In charge mode, the system uses electricity to fire up a heat pump. The resulting heat is then stored in molten salt. In discharge mode, the system operates as a heat engine, using the stored warmth to produce electricity.

It’s nifty storage solutions like these that could help unleash the power of renewables, solving the so-called ‘intermittency problem’ of wind and solar.

 

3. Reinvented cement

A pilot in France is testing tunnel segments made of low-carbon concrete. Image: Ally Griffin

Our civilisation is built on the stuff. We live on it, walk on it and send our sewage down it. Versatile, cheap and easy to produce, cement is the most consumed material on Earth after water.

And it’s terrible for the environment, accounting for around eight per cent of global emissions.

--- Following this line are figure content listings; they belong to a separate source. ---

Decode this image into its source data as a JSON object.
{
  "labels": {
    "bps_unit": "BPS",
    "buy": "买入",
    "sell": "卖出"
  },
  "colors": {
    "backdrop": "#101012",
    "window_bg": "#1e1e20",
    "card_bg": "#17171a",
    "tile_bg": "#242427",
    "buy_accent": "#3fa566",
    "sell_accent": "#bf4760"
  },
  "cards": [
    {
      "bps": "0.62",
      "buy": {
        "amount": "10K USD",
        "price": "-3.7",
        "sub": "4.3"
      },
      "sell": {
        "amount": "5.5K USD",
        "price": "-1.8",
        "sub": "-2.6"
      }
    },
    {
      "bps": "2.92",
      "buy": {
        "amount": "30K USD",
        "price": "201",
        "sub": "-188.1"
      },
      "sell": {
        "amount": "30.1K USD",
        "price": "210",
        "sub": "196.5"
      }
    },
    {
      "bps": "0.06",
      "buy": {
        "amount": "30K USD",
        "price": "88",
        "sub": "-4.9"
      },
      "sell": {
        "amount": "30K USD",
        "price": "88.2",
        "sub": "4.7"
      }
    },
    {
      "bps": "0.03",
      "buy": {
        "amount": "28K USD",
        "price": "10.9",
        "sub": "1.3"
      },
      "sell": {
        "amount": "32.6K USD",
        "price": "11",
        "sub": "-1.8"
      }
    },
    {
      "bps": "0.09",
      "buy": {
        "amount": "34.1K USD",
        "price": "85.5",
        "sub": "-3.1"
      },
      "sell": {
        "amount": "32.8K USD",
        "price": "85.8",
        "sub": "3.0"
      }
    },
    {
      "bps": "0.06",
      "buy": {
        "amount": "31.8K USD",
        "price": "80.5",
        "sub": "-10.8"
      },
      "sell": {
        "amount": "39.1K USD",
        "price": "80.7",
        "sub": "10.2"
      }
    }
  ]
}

Using less would be a good start, hence efforts to bring circular thinking into construction. Using alternatives is another idea gaining traction, cue the resurgence of timber. But the cement sector itself ultimately needs to clean up.

Doing the heavy lifting is Ecocem, an Irish startup that claims to have cut the carbon footprint of cement by around 95 per cent.

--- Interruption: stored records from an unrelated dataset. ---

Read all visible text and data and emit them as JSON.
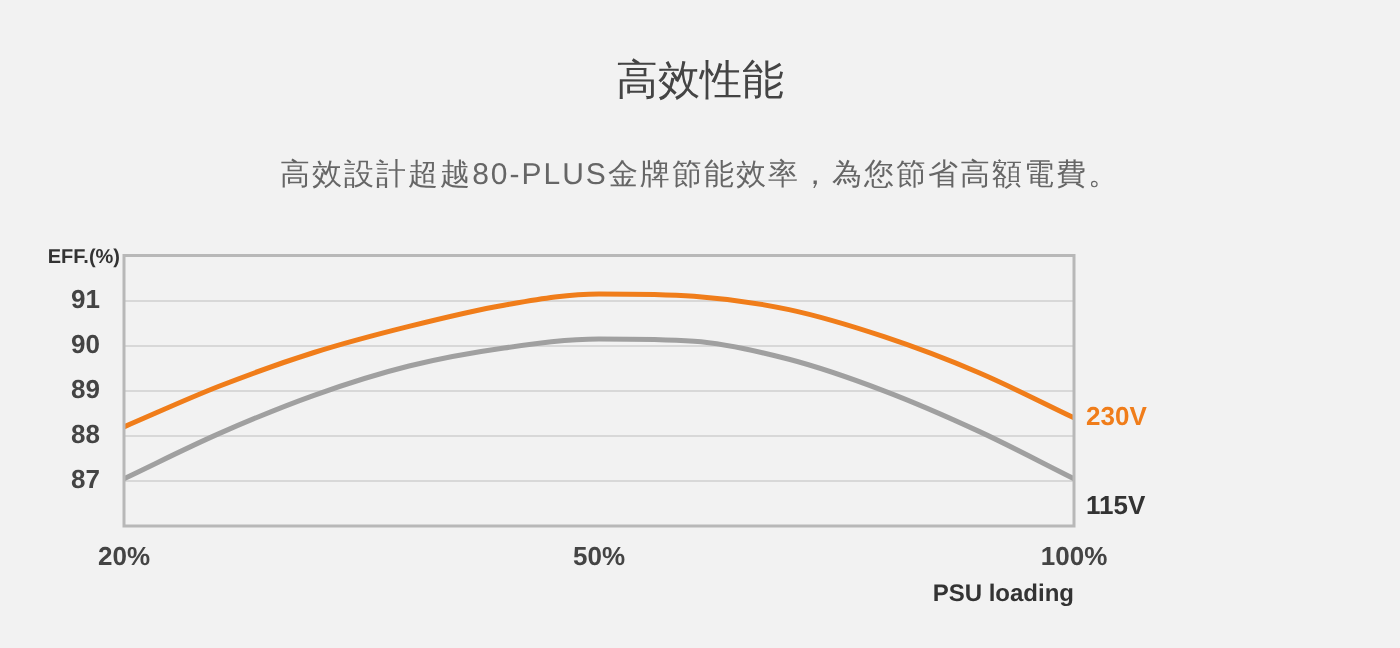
{
  "chart_data": {
    "type": "line",
    "title": "高效性能",
    "subtitle": "高效設計超越80-PLUS金牌節能效率，為您節省高額電費。",
    "xlabel": "PSU loading",
    "ylabel": "EFF.(%)",
    "categories": [
      "20%",
      null,
      null,
      null,
      null,
      "50%",
      null,
      null,
      null,
      null,
      "100%"
    ],
    "series": [
      {
        "name": "230V",
        "color": "#f07d1a",
        "values": [
          88.2,
          89.1,
          89.85,
          90.43,
          90.9,
          91.15,
          91.1,
          90.8,
          90.2,
          89.4,
          88.4
        ]
      },
      {
        "name": "115V",
        "color": "#a0a0a0",
        "values": [
          87.05,
          88.05,
          88.9,
          89.55,
          89.95,
          90.15,
          90.1,
          89.7,
          89.0,
          88.1,
          87.05
        ]
      }
    ],
    "ylim": [
      86,
      92
    ],
    "yticks": [
      87,
      88,
      89,
      90,
      91
    ],
    "grid": "y",
    "legend": false,
    "marker": "none",
    "line_style": "solid"
  }
}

How? It uses slag – a waste product from the steel industry – as a substitute for clinker, which is the most CO2 intensive ingredient in cement.

Any good? Well, the stuff is currently being used to build the Paris Metro extension, among other global infrastructure projects.

 

4. Limitless star power

Nuclear fusion energy: a jet interior with superimposed plasma

Image: Interior of the Joint European Torus laboratory in Oxford. Credit: UKAEA / EUROfusion

The concept alone is enough to bend your mind, but this technology is not the stuff of science fiction – it’s in development right now.

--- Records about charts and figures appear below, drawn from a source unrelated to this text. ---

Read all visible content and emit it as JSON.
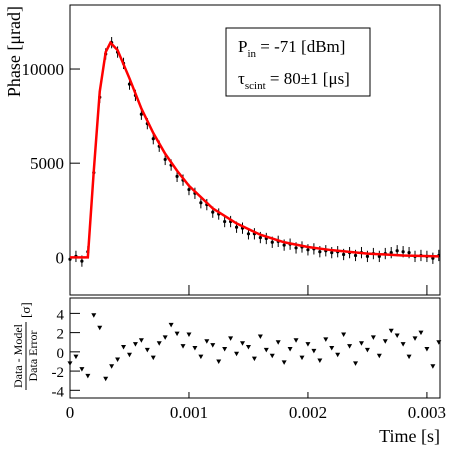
{
  "chart_data": [
    {
      "type": "scatter",
      "ylabel": "Phase [μrad]",
      "xlim": [
        0,
        0.00311
      ],
      "ylim": [
        -2000,
        13400
      ],
      "xticks": [
        0,
        0.001,
        0.002,
        0.003
      ],
      "yticks": [
        0,
        5000,
        10000
      ],
      "legend_box": [
        [
          "P",
          "in",
          " = -71 [dBm]"
        ],
        [
          "τ",
          "scint",
          " = 80±1 [μs]"
        ]
      ],
      "series": [
        {
          "type": "scatter",
          "color": "#000000",
          "x": [
            0,
            5e-05,
            0.0001,
            0.00015,
            0.0002,
            0.00025,
            0.0003,
            0.00035,
            0.0004,
            0.00045,
            0.0005,
            0.00055,
            0.0006,
            0.00065,
            0.0007,
            0.00075,
            0.0008,
            0.00085,
            0.0009,
            0.00095,
            0.001,
            0.00105,
            0.0011,
            0.00115,
            0.0012,
            0.00125,
            0.0013,
            0.00135,
            0.0014,
            0.00145,
            0.0015,
            0.00155,
            0.0016,
            0.00165,
            0.0017,
            0.00175,
            0.0018,
            0.00185,
            0.0019,
            0.00195,
            0.002,
            0.00205,
            0.0021,
            0.00215,
            0.0022,
            0.00225,
            0.0023,
            0.00235,
            0.0024,
            0.00245,
            0.0025,
            0.00255,
            0.0026,
            0.00265,
            0.0027,
            0.00275,
            0.0028,
            0.00285,
            0.0029,
            0.00295,
            0.003,
            0.00305,
            0.0031
          ],
          "values": [
            -100,
            50,
            -200,
            300,
            4500,
            8500,
            10800,
            11400,
            10900,
            10300,
            9200,
            8600,
            7600,
            7100,
            6300,
            5900,
            5200,
            4900,
            4300,
            4100,
            3600,
            3400,
            2900,
            2800,
            2400,
            2300,
            1900,
            1900,
            1600,
            1550,
            1250,
            1250,
            1050,
            1000,
            800,
            850,
            650,
            700,
            500,
            550,
            400,
            450,
            300,
            350,
            250,
            300,
            150,
            250,
            100,
            250,
            50,
            200,
            50,
            200,
            250,
            350,
            300,
            250,
            50,
            100,
            50,
            -50,
            100
          ],
          "errors": [
            300,
            300,
            300,
            300,
            300,
            300,
            300,
            300,
            300,
            300,
            300,
            300,
            300,
            300,
            300,
            300,
            300,
            300,
            300,
            300,
            300,
            300,
            300,
            300,
            300,
            300,
            300,
            300,
            300,
            300,
            300,
            300,
            300,
            300,
            300,
            300,
            300,
            300,
            300,
            300,
            300,
            300,
            300,
            300,
            300,
            300,
            300,
            300,
            300,
            300,
            300,
            300,
            300,
            300,
            300,
            300,
            300,
            300,
            300,
            300,
            300,
            300,
            300
          ]
        },
        {
          "type": "line",
          "color": "#ff0000",
          "x": [
            0,
            0.00015,
            0.0002,
            0.00025,
            0.0003,
            0.00034,
            0.0004,
            0.0005,
            0.0006,
            0.0007,
            0.0008,
            0.0009,
            0.001,
            0.0012,
            0.0014,
            0.0016,
            0.0018,
            0.002,
            0.0022,
            0.0025,
            0.0028,
            0.0031
          ],
          "values": [
            0,
            0,
            4600,
            8800,
            10900,
            11400,
            11000,
            9500,
            7900,
            6600,
            5500,
            4600,
            3800,
            2600,
            1800,
            1200,
            800,
            550,
            380,
            200,
            100,
            50
          ]
        }
      ]
    },
    {
      "type": "scatter",
      "xlabel": "Time [s]",
      "ylabel": {
        "numerator": "Data - Model",
        "denominator": "Data Error",
        "unit": "[σ]"
      },
      "xlim": [
        0,
        0.00311
      ],
      "ylim": [
        -4.8,
        5.6
      ],
      "xticks": [
        0,
        0.001,
        0.002,
        0.003
      ],
      "yticks": [
        -4,
        -2,
        0,
        2,
        4
      ],
      "series": [
        {
          "type": "scatter",
          "marker": "triangle-down",
          "color": "#000000",
          "x": [
            0,
            5e-05,
            0.0001,
            0.00015,
            0.0002,
            0.00025,
            0.0003,
            0.00035,
            0.0004,
            0.00045,
            0.0005,
            0.00055,
            0.0006,
            0.00065,
            0.0007,
            0.00075,
            0.0008,
            0.00085,
            0.0009,
            0.00095,
            0.001,
            0.00105,
            0.0011,
            0.00115,
            0.0012,
            0.00125,
            0.0013,
            0.00135,
            0.0014,
            0.00145,
            0.0015,
            0.00155,
            0.0016,
            0.00165,
            0.0017,
            0.00175,
            0.0018,
            0.00185,
            0.0019,
            0.00195,
            0.002,
            0.00205,
            0.0021,
            0.00215,
            0.0022,
            0.00225,
            0.0023,
            0.00235,
            0.0024,
            0.00245,
            0.0025,
            0.00255,
            0.0026,
            0.00265,
            0.0027,
            0.00275,
            0.0028,
            0.00285,
            0.0029,
            0.00295,
            0.003,
            0.00305,
            0.0031
          ],
          "values": [
            -1.2,
            -0.5,
            -1.8,
            -2.5,
            3.8,
            2.5,
            -2.8,
            -1.5,
            -0.8,
            0.5,
            -0.3,
            0.8,
            1.2,
            0.2,
            -0.6,
            0.9,
            1.5,
            2.8,
            1.9,
            0.6,
            1.8,
            0.4,
            -0.5,
            1.1,
            0.7,
            -1.0,
            0.3,
            1.4,
            -0.2,
            0.9,
            0.5,
            -0.7,
            1.6,
            0.2,
            -0.4,
            1.0,
            -1.1,
            0.3,
            1.2,
            -0.6,
            0.8,
            0.1,
            -0.9,
            1.3,
            0.4,
            -0.3,
            1.8,
            0.6,
            -1.2,
            0.9,
            0.2,
            1.5,
            -0.4,
            1.1,
            2.2,
            1.7,
            0.8,
            -0.5,
            1.4,
            2.0,
            0.3,
            -1.5,
            1.0
          ]
        }
      ]
    }
  ]
}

It’s best known as nuclear fusion, the process by which stars, like our sun, generate energy. While existing nuclear reactors employ fission to produce energy, fusion works by harnessing the heat released when atoms are fused.

The fuel required is two widely available isotopes of hydrogen – deuterium and tritium – and the fusing can be done in a facility the size of a shipping container.

The technology made a huge leap forward in February thanks to the Joint European Torus laboratory in Oxford, which smashed its own record for the amount of energy extracted from the process, and in May scientists updated a ‘foundational principle’, meaning it could provide even more power than previously thought. Nobody knows when it will be commercially viable, but mastering fusion could literally save humanity from climate change.

 

5. Tidal sequestration

Found naturally in places like Hawaii, olivine could help slash emissions. Image: Lance Asper

A beautifully simple solution by US nonprofit Project Vesta could sequester millions of tonnes of carbon while reducing ocean acidification – by simply scattering sand on beaches.

This is not just any sand, this is olivine, which dissolves CO2 as it’s broken down by the waves – a natural process known as chemical weathering. As a bonus, a byproduct is bicarbonate, which adds alkalinity to the water.

Olivine is found naturally in places like Hawaii. US-based Project Vesta is conducting a pilot study in the Dominican Republic to see how scattering it on beaches impacts the local ecology, if at all.

If olivine is deployed on just 0.25 per cent of global shores, Project Vesta reckons it could remove 1bn tonnes of CO2 from the Earth’s atmosphere.